Is there any evidence that the US strategy at Midway was deliberate?

score:5

Accepted answer

Yes, By Default

So, first off, I would recommend Shattered Sword: The untold Story of the Battle of Midway by John Lundstrom. While it focuses on the misconceptions about the Japanese actions at Midway (perpetuated by English-language single-source reporting of IJN actions long since discounted by Japanese source) it does an excellent job comparing and contrasting the two sides doctrine and training. Those differences are what led to the American's sending in numerous small waves and the final results.

It boils down to two things:

  1. The Americans, being inexperienced in live-fire carrier operations, simply did not have the skill to create the massed waves of attack craft the IJN made look routine. However, the American emphasis on individual and small-unit command initiative still led to eventual success.

  2. American SIGINT was phenomenal, and that wasn't luck. This combined with squadron leader individual initiative (and the lack thereof in the IJN as a whole) enabled the Americans to win.

I should point out that it wasn't a "lucky" last strike either. The long-reported (in English) story that the Japanese carriers were caught "with bombs on the flight deck" is simply wrong. (Again Shattered Sword gets into all this.) Instead, what happened is the poor command choices and undisciplined actions of the IJN Combat Air Patrol meant that the successive squadron-level strikes brought down the IJN air cover, which instead of climbing back to the correct altitude and position stayed low and away, (or better yet not ALL chase after a relative handful of American aircraft) enabling the later dive bombers to come in unmolested by Zeroes.

Could the Americans have lofted mass waves of squadrons and gotten home that way? Well theoretically yes. But practically speaking the Americans just didn't have the coordination or skill to mass multi-squadron, multi-carrier formations of aircraft.

Upvote:1

First, a little disclaimer: you're merging here strategy and tactic: the first one is the way they decided to nearly ambush the Japanese with their fleet (and this is rather considered as grand tactic), the second one is the way each of them organized their attacks.

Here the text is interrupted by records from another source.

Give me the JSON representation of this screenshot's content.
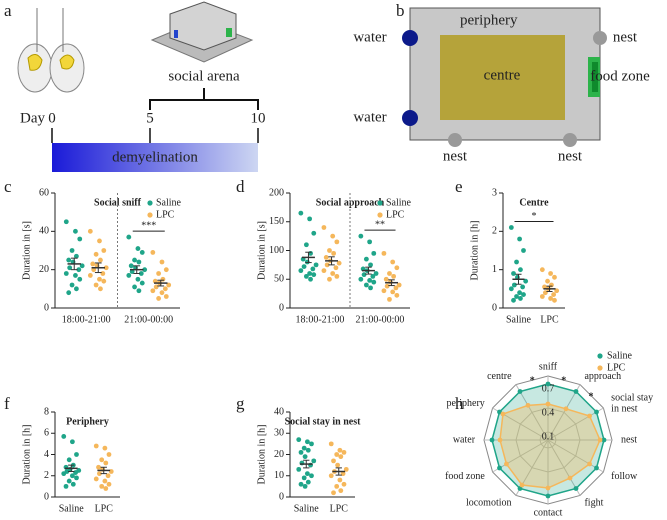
{
  "panel_labels": [
    "a",
    "b",
    "c",
    "d",
    "e",
    "f",
    "g",
    "h"
  ],
  "timeline": {
    "label": "Day",
    "ticks": [
      "0",
      "5",
      "10"
    ],
    "bar": "demyelination",
    "bracket": "social arena"
  },
  "arena": {
    "periphery": "periphery",
    "centre": "centre",
    "water": [
      "water",
      "water"
    ],
    "nest": [
      "nest",
      "nest",
      "nest"
    ],
    "food": "food zone"
  },
  "chart_data": [
    {
      "type": "strip",
      "title": "Social sniff",
      "ylabel": "Duration in [s]",
      "categories": [
        "18:00-21:00",
        "21:00-00:00"
      ],
      "ylim": [
        0,
        60
      ],
      "yticks": [
        0,
        20,
        40,
        60
      ],
      "divider": true,
      "significance": [
        null,
        "***"
      ],
      "series": [
        {
          "name": "Saline",
          "color": "#1fa589",
          "values": [
            [
              45,
              40,
              36,
              30,
              27,
              25,
              24,
              22,
              21,
              20,
              18,
              17,
              15,
              12,
              10,
              8
            ],
            [
              37,
              31,
              29,
              25,
              24,
              22,
              21,
              20,
              19,
              18,
              17,
              15,
              13,
              11,
              9
            ]
          ],
          "mean": [
            23,
            20
          ],
          "sem": [
            3,
            2
          ]
        },
        {
          "name": "LPC",
          "color": "#f5b75b",
          "values": [
            [
              40,
              35,
              30,
              28,
              25,
              23,
              22,
              21,
              20,
              18,
              17,
              15,
              14,
              12,
              10
            ],
            [
              29,
              24,
              20,
              18,
              15,
              14,
              13,
              12,
              11,
              10,
              9,
              8,
              6,
              5
            ]
          ],
          "mean": [
            21,
            13
          ],
          "sem": [
            2.5,
            1.5
          ]
        }
      ]
    },
    {
      "type": "strip",
      "title": "Social approach",
      "ylabel": "Duration in [s]",
      "categories": [
        "18:00-21:00",
        "21:00-00:00"
      ],
      "ylim": [
        0,
        200
      ],
      "yticks": [
        0,
        50,
        100,
        150,
        200
      ],
      "divider": true,
      "significance": [
        null,
        "**"
      ],
      "series": [
        {
          "name": "Saline",
          "color": "#1fa589",
          "values": [
            [
              165,
              155,
              130,
              110,
              95,
              85,
              80,
              75,
              72,
              68,
              65,
              60,
              58,
              55,
              50
            ],
            [
              125,
              115,
              95,
              85,
              75,
              68,
              65,
              60,
              58,
              55,
              50,
              48,
              45,
              40,
              35
            ]
          ],
          "mean": [
            88,
            65
          ],
          "sem": [
            9,
            6
          ]
        },
        {
          "name": "LPC",
          "color": "#f5b75b",
          "values": [
            [
              140,
              125,
              115,
              100,
              95,
              88,
              82,
              78,
              75,
              70,
              65,
              60,
              55,
              50
            ],
            [
              95,
              80,
              70,
              60,
              55,
              50,
              45,
              40,
              38,
              35,
              30,
              28,
              22,
              15
            ]
          ],
          "mean": [
            82,
            44
          ],
          "sem": [
            7,
            5
          ]
        }
      ]
    },
    {
      "type": "strip",
      "title": "Centre",
      "ylabel": "Duration in [h]",
      "categories": [
        "Saline",
        "LPC"
      ],
      "colors": [
        "#1fa589",
        "#f5b75b"
      ],
      "ylim": [
        0,
        3
      ],
      "yticks": [
        0,
        1,
        2,
        3
      ],
      "significance": "*",
      "values": [
        [
          2.1,
          1.8,
          1.5,
          1.2,
          1.0,
          0.9,
          0.8,
          0.7,
          0.6,
          0.55,
          0.5,
          0.4,
          0.35,
          0.3,
          0.25,
          0.2
        ],
        [
          1.0,
          0.9,
          0.8,
          0.7,
          0.6,
          0.55,
          0.5,
          0.45,
          0.4,
          0.35,
          0.3,
          0.25,
          0.2
        ]
      ],
      "mean": [
        0.75,
        0.5
      ],
      "sem": [
        0.13,
        0.07
      ]
    },
    {
      "type": "strip",
      "title": "Periphery",
      "ylabel": "Duration in [h]",
      "categories": [
        "Saline",
        "LPC"
      ],
      "colors": [
        "#1fa589",
        "#f5b75b"
      ],
      "ylim": [
        0,
        8
      ],
      "yticks": [
        0,
        2,
        4,
        6,
        8
      ],
      "values": [
        [
          5.7,
          5.2,
          4.0,
          3.5,
          3.0,
          2.8,
          2.6,
          2.5,
          2.4,
          2.3,
          2.2,
          2.0,
          1.8,
          1.5,
          1.2,
          1.0
        ],
        [
          4.8,
          4.6,
          4.0,
          3.5,
          3.2,
          2.8,
          2.6,
          2.4,
          2.2,
          2.0,
          1.7,
          1.5,
          1.2,
          1.0,
          0.8
        ]
      ],
      "mean": [
        2.7,
        2.5
      ],
      "sem": [
        0.3,
        0.3
      ]
    },
    {
      "type": "strip",
      "title": "Social stay in nest",
      "ylabel": "Duration in [h]",
      "categories": [
        "Saline",
        "LPC"
      ],
      "colors": [
        "#1fa589",
        "#f5b75b"
      ],
      "ylim": [
        0,
        40
      ],
      "yticks": [
        0,
        10,
        20,
        30,
        40
      ],
      "values": [
        [
          27,
          26,
          25,
          23,
          22,
          21,
          19,
          17,
          16,
          15,
          13,
          11,
          10,
          9,
          7,
          6,
          5
        ],
        [
          25,
          22,
          21,
          20,
          19,
          17,
          15,
          13,
          12,
          11,
          10,
          8,
          6,
          5,
          3,
          2
        ]
      ],
      "mean": [
        15.5,
        12
      ],
      "sem": [
        1.8,
        1.7
      ]
    },
    {
      "type": "radar",
      "categories": [
        "sniff",
        "approach",
        "social stay in nest",
        "nest",
        "follow",
        "fight",
        "contact",
        "locomotion",
        "food zone",
        "water",
        "periphery",
        "centre"
      ],
      "rlim": [
        0,
        0.8
      ],
      "rticks": [
        0.1,
        0.4,
        0.7
      ],
      "significance": [
        "*",
        "*",
        null,
        null,
        null,
        null,
        null,
        null,
        null,
        null,
        null,
        "*"
      ],
      "series": [
        {
          "name": "Saline",
          "color": "#1fa589",
          "values": [
            0.7,
            0.7,
            0.7,
            0.7,
            0.7,
            0.7,
            0.7,
            0.7,
            0.7,
            0.7,
            0.7,
            0.7
          ]
        },
        {
          "name": "LPC",
          "color": "#f5b75b",
          "values": [
            0.45,
            0.45,
            0.6,
            0.65,
            0.6,
            0.55,
            0.6,
            0.65,
            0.6,
            0.6,
            0.65,
            0.5
          ]
        }
      ]
    }
  ]
}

Based on my numerous readings, from wikipedia to Naval Institute and many books, I would say the following:

  • The deliberate strategy of the Americans was to allow the Japanese attack to Midway and after this effort, to surprise them with their own attack
  • Midway's battle is full of blunders and considerations about the war fog
  • The deliberate tactics of the Americans, forced by their slowness to make their planes take off from carriers, was to attack in different waves that might divert from each other Japanese defences
  • The deliberate tactics of the Midway's air force commander was to harass the Japanese fleet while his own island would be under attack

I recommend the reading of The Samurai's attack, a book that goes on about the battle of Midway and how it integrates in the general list of events of 1942.